The historic metadata, i.e. the earlier naming and coding of the variable do not have to match, they are added to all “inherited vectors”.
var1 <- labelled::labelled_spss(
x = c(1,0,1,1,0,8,9),
labels = c("TRUST" = 1,
"NOT TRUST" = 0,
"DON'T KNOW" = 8,
"INAP. HERE" = 9),
na_values = c(8,9))
var2 <- labelled::labelled_spss(
x = c(2,2,8,9,1,1 ),
labels = c("Tend to trust" = 1,
"Tend not to trust" = 2,
"DK" = 8,
"Inap" = 9),
na_values = c(8,9)
)
h1 <- harmonize_values (
x = var1,
harmonize_label = "Do you trust the European Union?",
harmonize_labels = list (
from = c("^tend\\sto|^trust", "^tend\\snot|not\\strust", "^dk|^don", "^inap"),
to = c("trust", "not_trust", "do_not_know", "inap"),
numeric_values = c(1,0,99997, 99999)),
na_values = c("do_not_know" = 99997,
"inap" = 99999),
id = "survey1"
)
h2 <- harmonize_values (
x = var2,
harmonize_label = "Do you trust the European Union?",
harmonize_labels = list (
from = c("^tend\\sto|^trust", "^tend\\snot|not\\strust", "^dk|^don", "^inap"),
to = c("trust", "not_trust", "do_not_know", "inap"),
numeric_values = c(1,0,99997, 99999)),
na_values = c("do_not_know" = 99997,
"inap" = 99999),
id = "survey2"
)
For a single vector, you can use the concatenate()
function, which, under the hood, calls the vctrs::vec_c
method with some additional validation.
vctrs::vec_c(h1,h2)
#> [1] 1 0 1 1 0 99997 99999 0 0 99997 99999 1
#> [13] 1
#> attr(,"labels")
#> not_trust trust do_not_know inap
#> 0 1 99997 99999
#> attr(,"label")
#> [1] "Do you trust the European Union?"
#> attr(,"na_values")
#> [1] 99997 99999
#> attr(,"multi-wave_name")
#> [1] "var1, var2"
#> attr(,"multi-wave_values")
#> named numeric(0)
#> attr(,"multi-wave_label")
#> [1] "Do you trust the European Union?"
#> attr(,"multi-wave_labels")
#> not_trust trust do_not_know inap
#> 0 1 99997 99999
#> attr(,"multi-wave_na_values")
#> [1] 99997 99999
#> attr(,"id")
#> [1] "multi-wave"
#> attr(,"survey1_name")
#> [1] "var1"
#> attr(,"survey1_values")
#> 0 1 8 9
#> 0 1 99997 99999
#> attr(,"survey1_label")
#> [1] "Do you trust the European Union?"

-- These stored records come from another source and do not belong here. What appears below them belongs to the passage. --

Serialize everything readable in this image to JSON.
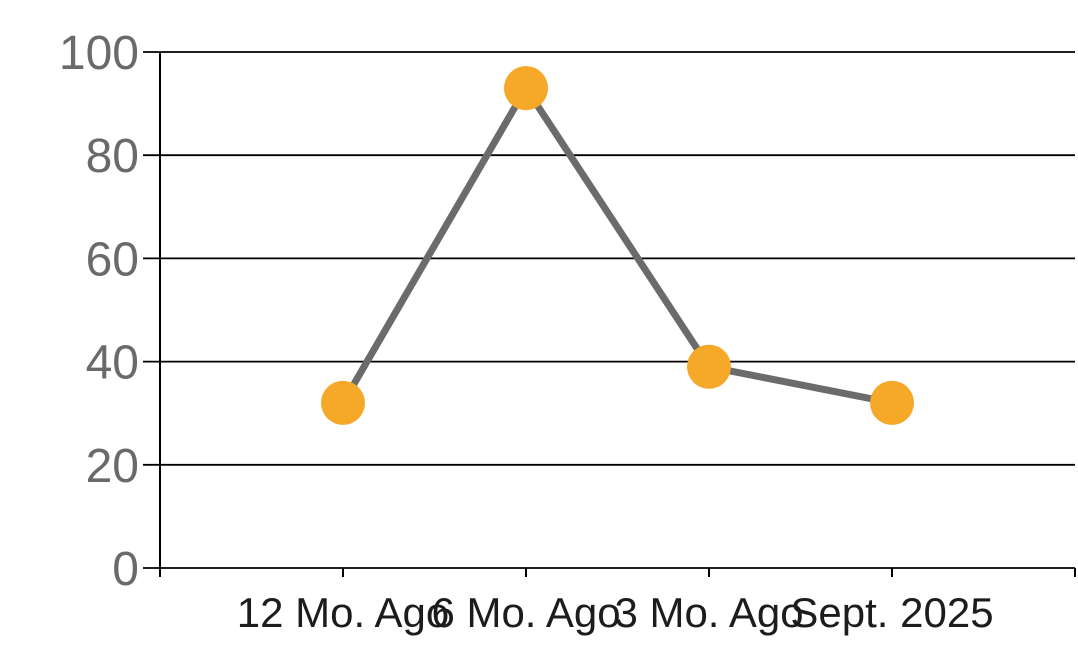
{
  "chart_data": {
    "type": "line",
    "categories": [
      "12 Mo. Ago",
      "6 Mo. Ago",
      "3 Mo. Ago",
      "Sept. 2025"
    ],
    "values": [
      32,
      93,
      39,
      32
    ],
    "ylim": [
      0,
      100
    ],
    "yticks": [
      0,
      20,
      40,
      60,
      80,
      100
    ],
    "xlabel": "",
    "ylabel": "",
    "grid": "horizontal",
    "legend": "none",
    "colors": {
      "marker": "#F6A828",
      "line": "#6B6B6B",
      "grid": "#000000",
      "axis": "#000000",
      "y_tick_label": "#6A6A6A",
      "x_tick_label": "#1C1C1C",
      "background": "#FFFFFF"
    }
  }
}
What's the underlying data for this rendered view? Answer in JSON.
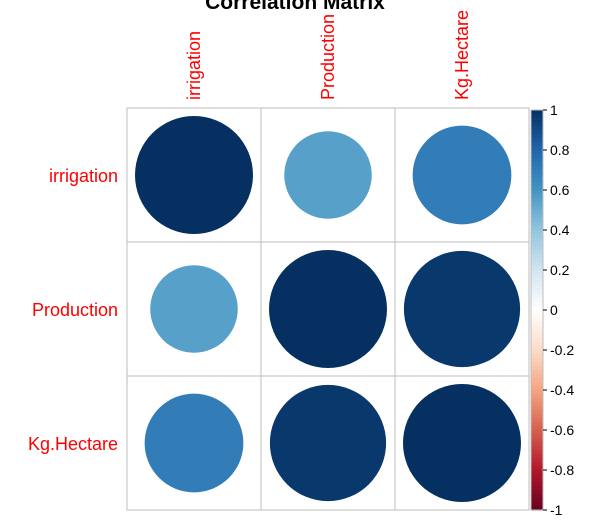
{
  "chart_data": {
    "type": "heatmap",
    "style": "corrplot-circle",
    "title": "Correlation Matrix",
    "variables": [
      "irrigation",
      "Production",
      "Kg.Hectare"
    ],
    "matrix": [
      [
        1.0,
        0.55,
        0.7
      ],
      [
        0.55,
        1.0,
        0.97
      ],
      [
        0.7,
        0.97,
        1.0
      ]
    ],
    "colorbar": {
      "range": [
        -1,
        1
      ],
      "ticks": [
        "1",
        "0.8",
        "0.6",
        "0.4",
        "0.2",
        "0",
        "-0.2",
        "-0.4",
        "-0.6",
        "-0.8",
        "-1"
      ],
      "colors": [
        "#67001F",
        "#B2182B",
        "#D6604D",
        "#F4A582",
        "#FDDBC7",
        "#FFFFFF",
        "#D1E5F0",
        "#92C5DE",
        "#4393C3",
        "#2166AC",
        "#053061"
      ]
    },
    "label_color": "#FF0000",
    "grid": true
  }
}
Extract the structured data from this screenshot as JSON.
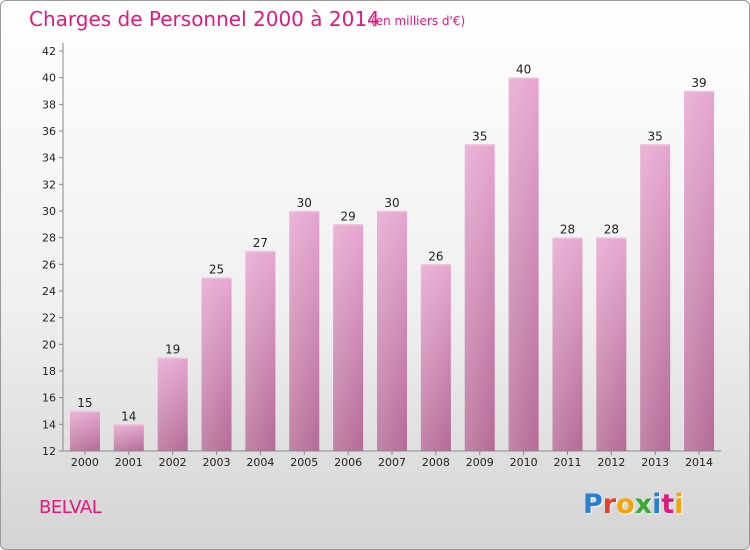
{
  "title": "Charges de Personnel 2000 à 2014",
  "subtitle": "(en milliers d'€)",
  "commune": "BELVAL",
  "logo": {
    "text": "Proxiti",
    "letters": [
      {
        "ch": "P",
        "color": "#2a7fd4"
      },
      {
        "ch": "r",
        "color": "#e8402a"
      },
      {
        "ch": "o",
        "color": "#f5a30b"
      },
      {
        "ch": "x",
        "color": "#3aa935"
      },
      {
        "ch": "i",
        "color": "#2a7fd4"
      },
      {
        "ch": "t",
        "color": "#e0197e"
      },
      {
        "ch": "i",
        "color": "#f5a30b"
      }
    ]
  },
  "colors": {
    "accent": "#e0197e",
    "bar_top": "#e6a6cf",
    "bar_bottom": "#b46a95"
  },
  "chart_data": {
    "type": "bar",
    "title": "Charges de Personnel 2000 à 2014",
    "subtitle": "(en milliers d'€)",
    "xlabel": "",
    "ylabel": "",
    "categories": [
      "2000",
      "2001",
      "2002",
      "2003",
      "2004",
      "2005",
      "2006",
      "2007",
      "2008",
      "2009",
      "2010",
      "2011",
      "2012",
      "2013",
      "2014"
    ],
    "values": [
      15,
      14,
      19,
      25,
      27,
      30,
      29,
      30,
      26,
      35,
      40,
      28,
      28,
      35,
      39
    ],
    "data_labels": [
      "15",
      "14",
      "19",
      "25",
      "27",
      "30",
      "29",
      "30",
      "26",
      "35",
      "40",
      "28",
      "28",
      "35",
      "39"
    ],
    "ylim": [
      12,
      42
    ],
    "yticks": [
      "12",
      "14",
      "16",
      "18",
      "20",
      "22",
      "24",
      "26",
      "28",
      "30",
      "32",
      "34",
      "36",
      "38",
      "40",
      "42"
    ],
    "grid": false,
    "legend": "none"
  }
}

#> attr(,"survey1_labels")
#> TRUST NOT TRUST DON'T KNOW INAP. HERE
#> 1 0 8 9
#> attr(,"survey1_na_values")
#> [1] 8 9
#> attr(,"survey2_name")
#> [1] "var2"
#> attr(,"survey2_values")
#> 2 1 8 9
#> 0 1 99997 99999
#> attr(,"survey2_label")
#> [1] "Do you trust the European Union?"
#> attr(,"survey2_labels")
#> Tend to trust Tend not to trust DK Inap
#> 1 2 8 9
#> attr(,"survey2_na_values")
#> [1] 8 9
#> attr(,"class")
#> [1] "retroharmonize_labelled_spss_survey" "haven_labelled_spss"
#> [3] "haven_labelled"
As soon as you have only compatible variables with matching names in
two data frames, you can bind them together in a way that their history
is preserved. You can do this with vctrs::vec_rbind
or
dplyr::bind_rows()
. The generic rbind()
will
lose the labelling information.
a <- tibble::tibble ( rowid = paste0("survey1", 1:length(h1)),
hvar = h1,
w = runif(n = length(h1), 0,1))
b <- tibble::tibble ( rowid = paste0("survey2", 1:length(h2)),
hvar = h2,
w = runif(n = length(h2), 0,1))
c <- dplyr::bind_rows(a, b)
summary(c)
#> Do you trust the European Union?
#> Numeric values without coding:
#> Min. 1st Qu. Median Mean 3rd Qu. Max.
#> 0 0 1 30769 99997 99999
#> Numeric representation:
#> Min. 1st Qu. Median Mean 3rd Qu. Max. NA's
#> 0.0000 0.0000 1.0000 0.5556 1.0000 1.0000 4
#> Factor representation:
#> rowid hvar w
#> Length:13 not_trust :4 Min. :0.09785
#> Class :character trust :5 1st Qu.:0.21837
#> Mode :character do_not_know:2 Median :0.43933
#> inap :2 Mean :0.40657
#> 3rd Qu.:0.54071
#> Max. :0.78784
print(c)
#> # A tibble: 13 × 3
#> rowid hvar w
#> <chr> <retroh_dbl> <dbl>
#> 1 survey11 1 [trust] 0.265
#> 2 survey12 0 [not_trust] 0.439
#> 3 survey13 1 [trust] 0.458
#> 4 survey14 1 [trust] 0.541
#> 5 survey15 0 [not_trust] 0.666
#> 6 survey16 99997 (NA) [do_not_know] 0.113
#> 7 survey17 99999 (NA) [inap] 0.218
#> 8 survey21 0 [not_trust] 0.788
#> 9 survey22 0 [not_trust] 0.0979
#> 10 survey23 99997 (NA) [do_not_know] 0.710
#> 11 survey24 99999 (NA) [inap] 0.218
#> 12 survey25 1 [trust] 0.268
#> 13 survey26 1 [trust] 0.505
While dplyr’s join functions may result in correct values, the metadata get lost. A new join method will be developed.